Department of Medicine, Institute for Clinical and Translational Research, Baylor College of Medicine, Houston, TX, USA.
BMC Cancer. 2021 Sep 25;21(1):1053. doi: 10.1186/s12885-021-08796-3.
Over the past decades, approaches for diagnosing and treating cancer have seen significant improvement. However, the variability of patient and tumor characteristics has limited progress on methods for prognosis prediction. The development of high-throughput omics technologies now provides multiple approaches for characterizing tumors. Although a large number of published studies have focused on integration of multi-omics data and use of pathway-level models for cancer prognosis prediction, there still exists a gap of knowledge regarding the prognostic landscape across multi-omics data for multiple cancer types using both gene-level and pathway-level predictors.
In this study, we systematically evaluated three often available types of omics data (gene expression, copy number variation and somatic point mutation) covering both DNA-level and RNA-level features.

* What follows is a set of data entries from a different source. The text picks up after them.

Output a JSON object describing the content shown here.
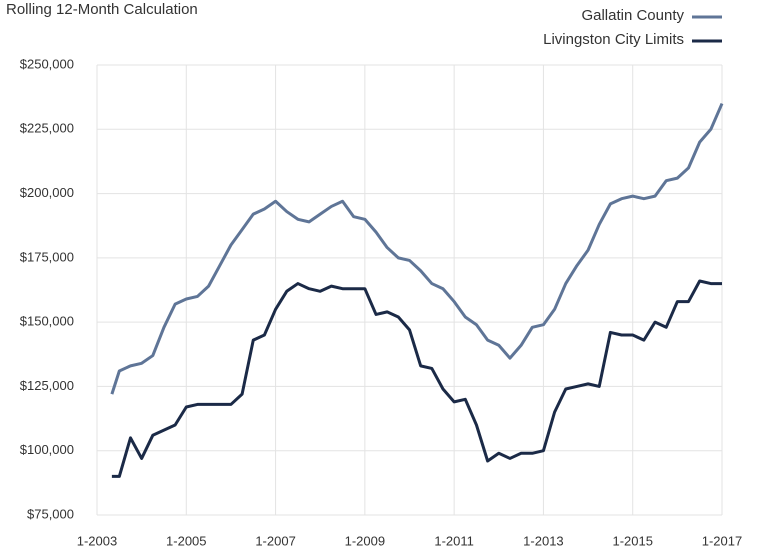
{
  "chart_data": {
    "type": "line",
    "title": "Rolling 12-Month Calculation",
    "x": [
      "5-2003",
      "7-2003",
      "10-2003",
      "1-2004",
      "4-2004",
      "7-2004",
      "10-2004",
      "1-2005",
      "4-2005",
      "7-2005",
      "10-2005",
      "1-2006",
      "4-2006",
      "7-2006",
      "10-2006",
      "1-2007",
      "4-2007",
      "7-2007",
      "10-2007",
      "1-2008",
      "4-2008",
      "7-2008",
      "10-2008",
      "1-2009",
      "4-2009",
      "7-2009",
      "10-2009",
      "1-2010",
      "4-2010",
      "7-2010",
      "10-2010",
      "1-2011",
      "4-2011",
      "7-2011",
      "10-2011",
      "1-2012",
      "4-2012",
      "7-2012",
      "10-2012",
      "1-2013",
      "4-2013",
      "7-2013",
      "10-2013",
      "1-2014",
      "4-2014",
      "7-2014",
      "10-2014",
      "1-2015",
      "4-2015",
      "7-2015",
      "10-2015",
      "1-2016",
      "4-2016",
      "7-2016",
      "10-2016",
      "1-2017"
    ],
    "series": [
      {
        "name": "Gallatin County",
        "color": "#5f7597",
        "values": [
          122000,
          131000,
          133000,
          134000,
          137000,
          148000,
          157000,
          159000,
          160000,
          164000,
          172000,
          180000,
          186000,
          192000,
          194000,
          197000,
          193000,
          190000,
          189000,
          192000,
          195000,
          197000,
          191000,
          190000,
          185000,
          179000,
          175000,
          174000,
          170000,
          165000,
          163000,
          158000,
          152000,
          149000,
          143000,
          141000,
          136000,
          141000,
          148000,
          149000,
          155000,
          165000,
          172000,
          178000,
          188000,
          196000,
          198000,
          199000,
          198000,
          199000,
          205000,
          206000,
          210000,
          220000,
          225000,
          235000
        ]
      },
      {
        "name": "Livingston City Limits",
        "color": "#1b2a47",
        "values": [
          90000,
          90000,
          105000,
          97000,
          106000,
          108000,
          110000,
          117000,
          118000,
          118000,
          118000,
          118000,
          122000,
          143000,
          145000,
          155000,
          162000,
          165000,
          163000,
          162000,
          164000,
          163000,
          163000,
          163000,
          153000,
          154000,
          152000,
          147000,
          133000,
          132000,
          124000,
          119000,
          120000,
          110000,
          96000,
          99000,
          97000,
          99000,
          99000,
          100000,
          115000,
          124000,
          125000,
          126000,
          125000,
          146000,
          145000,
          145000,
          143000,
          150000,
          148000,
          158000,
          158000,
          166000,
          165000,
          165000
        ]
      }
    ],
    "xlim": [
      "1-2003",
      "1-2017"
    ],
    "xticks": [
      "1-2003",
      "1-2005",
      "1-2007",
      "1-2009",
      "1-2011",
      "1-2013",
      "1-2015",
      "1-2017"
    ],
    "ylim": [
      75000,
      250000
    ],
    "yticks": [
      {
        "value": 75000,
        "label": "$75,000"
      },
      {
        "value": 100000,
        "label": "$100,000"
      },
      {
        "value": 125000,
        "label": "$125,000"
      },
      {
        "value": 150000,
        "label": "$150,000"
      },
      {
        "value": 175000,
        "label": "$175,000"
      },
      {
        "value": 200000,
        "label": "$200,000"
      },
      {
        "value": 225000,
        "label": "$225,000"
      },
      {
        "value": 250000,
        "label": "$250,000"
      }
    ],
    "grid": true,
    "legend": "top-right"
  }
}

We evaluated the landscape of predictive performance of these three omics modalities for 33 cancer types in the TCGA using a Lasso or Group Lasso-penalized Cox model and either gene or pathway level predictors.
We constructed the prognostic landscape using three types of omics data for 33 cancer types on both the gene and pathway levels. Based on this landscape, we found that predictive performance is cancer type dependent and we also highlighted the cancer types and omics modalities that support the most accurate prognostic models. In general, models estimated on gene expression data provide the best predictive performance on either gene or pathway level and adding copy number variation or somatic point mutation data to gene expression data does not improve predictive performance, with some exceptional cohorts including low grade glioma and thyroid cancer. In general, pathway-level models have better interpretative performance, higher stability and smaller model size across multiple cancer types and omics data types relative to gene-level models.

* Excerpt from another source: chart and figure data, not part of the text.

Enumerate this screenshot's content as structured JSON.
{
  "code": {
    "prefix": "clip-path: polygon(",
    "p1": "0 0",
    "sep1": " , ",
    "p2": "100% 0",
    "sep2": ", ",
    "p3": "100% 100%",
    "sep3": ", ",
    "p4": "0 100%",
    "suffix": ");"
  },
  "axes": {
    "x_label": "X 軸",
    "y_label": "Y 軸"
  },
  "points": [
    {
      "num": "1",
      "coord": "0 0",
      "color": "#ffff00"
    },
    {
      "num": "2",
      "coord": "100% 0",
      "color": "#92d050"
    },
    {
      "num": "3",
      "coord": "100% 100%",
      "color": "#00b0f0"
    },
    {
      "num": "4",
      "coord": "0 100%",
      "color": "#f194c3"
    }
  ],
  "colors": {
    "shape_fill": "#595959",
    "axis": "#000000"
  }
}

Based on this landscape and comprehensively comparison, models estimated on gene expression data provide the best predictive performance on either gene or pathway level. Pathway-level models have better interpretative performance, higher stability and smaller model size relative to gene-level models.
在过去的几十年中,癌症的诊断和治疗方法取得了重大进展。然而,由于患者和肿瘤特征的可变性,预后预测方法的进展受到了限制。高通量组学技术的发展现在为肿瘤特征提供了多种方法。尽管大量已发表的研究集中在整合多组学数据和使用通路级模型进行癌症预后预测上,但对于使用基因水平和通路水平预测因子的多种癌症类型的多组学数据的预后景观,仍然存在知识差距。

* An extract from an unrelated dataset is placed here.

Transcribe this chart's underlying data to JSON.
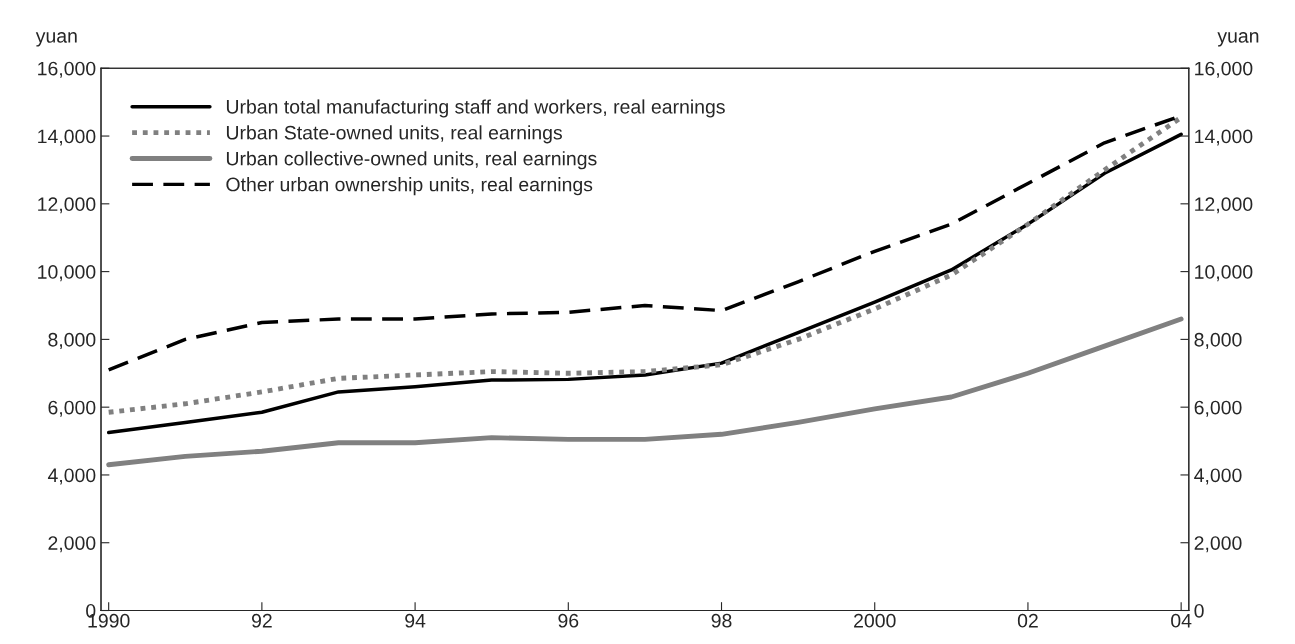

在这项研究中,我们系统地评估了三种常见的组学数据(基因表达、拷贝数变异和体细胞点突变),涵盖了 DNA 水平和 RNA 水平的特征。我们使用 Lasso 或 Group Lasso 惩罚 Cox 模型以及基因或通路水平的预测因子,在 TCGA 中对 33 种癌症类型的这三种组学模态的预测性能进行了评估。
我们在基因和通路水平上为 33 种癌症类型构建了基于三种组学数据的预后景观。基于该景观,我们发现预测性能取决于癌症类型,并且还突出了支持最准确预后模型的癌症类型和组学模态。一般来说,基于基因表达数据构建的模型在基因或通路水平上提供了最佳的预测性能,并且向基因表达数据中添加拷贝数变异或体细胞点突变数据不会提高预测性能,除了一些例外的队列,包括低级别神经胶质瘤和甲状腺癌。一般来说,与基因水平模型相比,通路水平模型具有更好的解释性能、更高的稳定性和更小的模型大小,适用于多种癌症类型和组学数据类型。
基于该景观和综合比较,基于基因表达数据构建的模型在基因或通路水平上提供了最佳的预测性能。与基因水平模型相比,通路水平模型具有更好的解释性能、更高的稳定性和更小的模型大小。